The dataset used in this study is not publicly available due to a data privacy agreement with the CNOOC Research Institute Co. Ltd. However, it can be obtained from the corresponding author upon reasonable request.

The authors declare no conflicts of interest.

Syed Yasir Ali Shah: Methodology, Software, and Writing—original draft preparation. Jiangfeng Du: Investigation and Data curation. Sayed Muhammad Iqbal: Software and Data curation. Linze Du: Validation and Writing—review and editing. Umair Khan: Writing—original draft preparation. Baoyi Zhang: Conceptualization, Validation, writing—review and editing, and Funding acquisition. Jingqiang Tan: Conceptualization and Writing—review and editing.

This study was supported by grants from the National Natural Science Foundation of China (grant no. 42072326), the Hunan Provincial Natural Resource Science and Technology Planning Program (grant no. 20230123XX), and the Scientific Research Project of Geological Bureau of Hunan Province (grant no. HNGSTP202301).

Special thanks are extended to the MapGIS Laboratory Co-Constructed by the National Engineering Research Center for Geographic Information System of China and Central South University for providing the MapGIS® software (Wuhan Zondy Cyber-Tech Co. Ltd., Wuhan, China).

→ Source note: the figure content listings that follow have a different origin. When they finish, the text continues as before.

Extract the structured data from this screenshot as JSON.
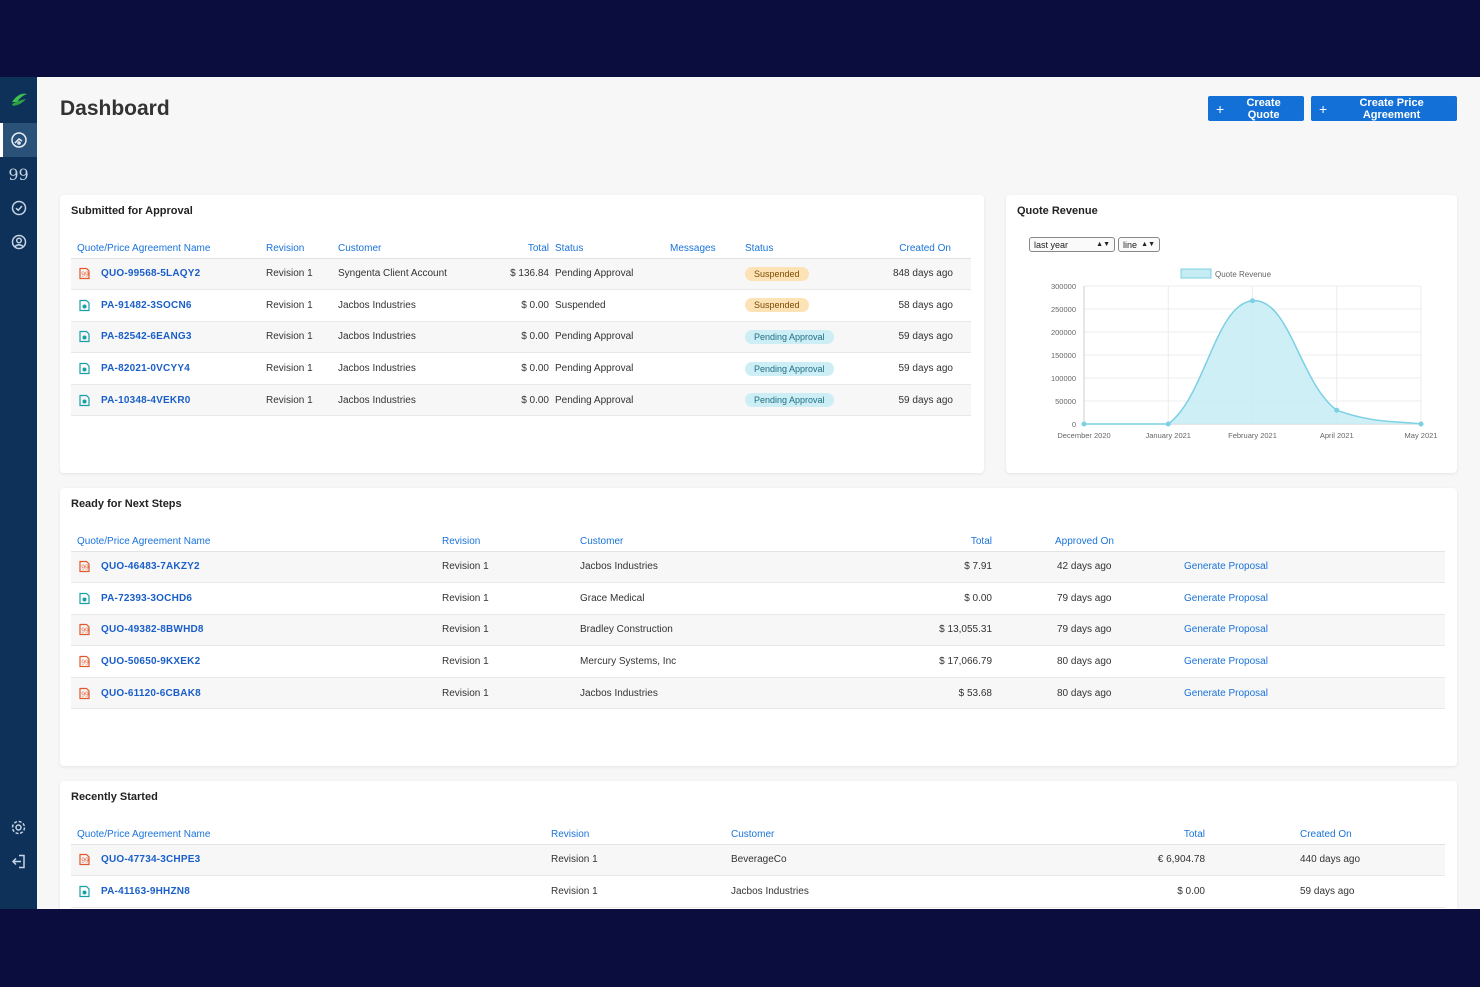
{
  "page": {
    "title": "Dashboard"
  },
  "header": {
    "create_quote_label": "Create Quote",
    "create_price_agreement_label": "Create Price Agreement"
  },
  "sidebar": {
    "items": [
      {
        "icon": "dashboard-icon",
        "active": true
      },
      {
        "icon": "quote-icon",
        "active": false
      },
      {
        "icon": "check-circle-icon",
        "active": false
      },
      {
        "icon": "user-circle-icon",
        "active": false
      }
    ],
    "bottom": [
      {
        "icon": "gear-icon"
      },
      {
        "icon": "logout-icon"
      }
    ]
  },
  "submitted": {
    "title": "Submitted for Approval",
    "headers": [
      "Quote/Price Agreement Name",
      "Revision",
      "Customer",
      "Total",
      "Status",
      "Messages",
      "Status",
      "Created On"
    ],
    "rows": [
      {
        "type": "quote",
        "name": "QUO-99568-5LAQY2",
        "revision": "Revision 1",
        "customer": "Syngenta Client Account",
        "total": "$ 136.84",
        "status": "Pending Approval",
        "messages": "",
        "badge": "Suspended",
        "badge_type": "suspended",
        "created": "848 days ago"
      },
      {
        "type": "pa",
        "name": "PA-91482-3SOCN6",
        "revision": "Revision 1",
        "customer": "Jacbos Industries",
        "total": "$ 0.00",
        "status": "Suspended",
        "messages": "",
        "badge": "Suspended",
        "badge_type": "suspended",
        "created": "58 days ago"
      },
      {
        "type": "pa",
        "name": "PA-82542-6EANG3",
        "revision": "Revision 1",
        "customer": "Jacbos Industries",
        "total": "$ 0.00",
        "status": "Pending Approval",
        "messages": "",
        "badge": "Pending Approval",
        "badge_type": "pending",
        "created": "59 days ago"
      },
      {
        "type": "pa",
        "name": "PA-82021-0VCYY4",
        "revision": "Revision 1",
        "customer": "Jacbos Industries",
        "total": "$ 0.00",
        "status": "Pending Approval",
        "messages": "",
        "badge": "Pending Approval",
        "badge_type": "pending",
        "created": "59 days ago"
      },
      {
        "type": "pa",
        "name": "PA-10348-4VEKR0",
        "revision": "Revision 1",
        "customer": "Jacbos Industries",
        "total": "$ 0.00",
        "status": "Pending Approval",
        "messages": "",
        "badge": "Pending Approval",
        "badge_type": "pending",
        "created": "59 days ago"
      }
    ]
  },
  "revenue": {
    "title": "Quote Revenue",
    "period_select": "last year",
    "chart_type_select": "line"
  },
  "chart_data": {
    "type": "area",
    "categories": [
      "December 2020",
      "January 2021",
      "February 2021",
      "April 2021",
      "May 2021"
    ],
    "series": [
      {
        "name": "Quote Revenue",
        "values": [
          0,
          0,
          268000,
          30000,
          0
        ]
      }
    ],
    "ylim": [
      0,
      300000
    ],
    "yticks": [
      0,
      50000,
      100000,
      150000,
      200000,
      250000,
      300000
    ],
    "legend": "top-center",
    "grid": true,
    "colors": {
      "line": "#7cd0e4",
      "fill": "#c6ecf3"
    }
  },
  "ready": {
    "title": "Ready for Next Steps",
    "headers": [
      "Quote/Price Agreement Name",
      "Revision",
      "Customer",
      "Total",
      "Approved On",
      ""
    ],
    "rows": [
      {
        "type": "quote",
        "name": "QUO-46483-7AKZY2",
        "revision": "Revision 1",
        "customer": "Jacbos Industries",
        "total": "$ 7.91",
        "approved": "42 days ago",
        "action": "Generate Proposal"
      },
      {
        "type": "pa",
        "name": "PA-72393-3OCHD6",
        "revision": "Revision 1",
        "customer": "Grace Medical",
        "total": "$ 0.00",
        "approved": "79 days ago",
        "action": "Generate Proposal"
      },
      {
        "type": "quote",
        "name": "QUO-49382-8BWHD8",
        "revision": "Revision 1",
        "customer": "Bradley Construction",
        "total": "$ 13,055.31",
        "approved": "79 days ago",
        "action": "Generate Proposal"
      },
      {
        "type": "quote",
        "name": "QUO-50650-9KXEK2",
        "revision": "Revision 1",
        "customer": "Mercury Systems, Inc",
        "total": "$ 17,066.79",
        "approved": "80 days ago",
        "action": "Generate Proposal"
      },
      {
        "type": "quote",
        "name": "QUO-61120-6CBAK8",
        "revision": "Revision 1",
        "customer": "Jacbos Industries",
        "total": "$ 53.68",
        "approved": "80 days ago",
        "action": "Generate Proposal"
      }
    ]
  },
  "recent": {
    "title": "Recently Started",
    "headers": [
      "Quote/Price Agreement Name",
      "Revision",
      "Customer",
      "Total",
      "Created On"
    ],
    "rows": [
      {
        "type": "quote",
        "name": "QUO-47734-3CHPE3",
        "revision": "Revision 1",
        "customer": "BeverageCo",
        "total": "€ 6,904.78",
        "created": "440 days ago"
      },
      {
        "type": "pa",
        "name": "PA-41163-9HHZN8",
        "revision": "Revision 1",
        "customer": "Jacbos Industries",
        "total": "$ 0.00",
        "created": "59 days ago"
      }
    ]
  }
}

Figure S1 shows well-to-seismic tie analysis for KD-6 well, integration of well log data and seismic response. Figure S2 depicts petrophysical interpretations of wells KD-06, KD-10, and KD-11. Figure S3 presents two-dimensional depth maps of (a) G and (b) E sands and influential data of (c) G- and (d) E-sand horizons. Figure S4 shows interpreted fault and horizon surfaces along the 3D seismic cube. Figure S5 depicts petrophysical log interpretation and estimation reservoir properties for wells KD-06, KD-10, and KD-11, and Figure S6 shows pore volume uncertainty assessment according to 200 realizations. Table S1 depicts start and end line numbers of the 3D seismic cube. Table S2 demonstrates three-dimensional seismic cube lines in the study area. Table S3 presents utilized wells in the study area. Table S4 shows utilized geophysical logs and their applications in this study, and Table S5 depicts the variogram parameters of permeability, porosity, water saturation, and shale volume in three3 directions.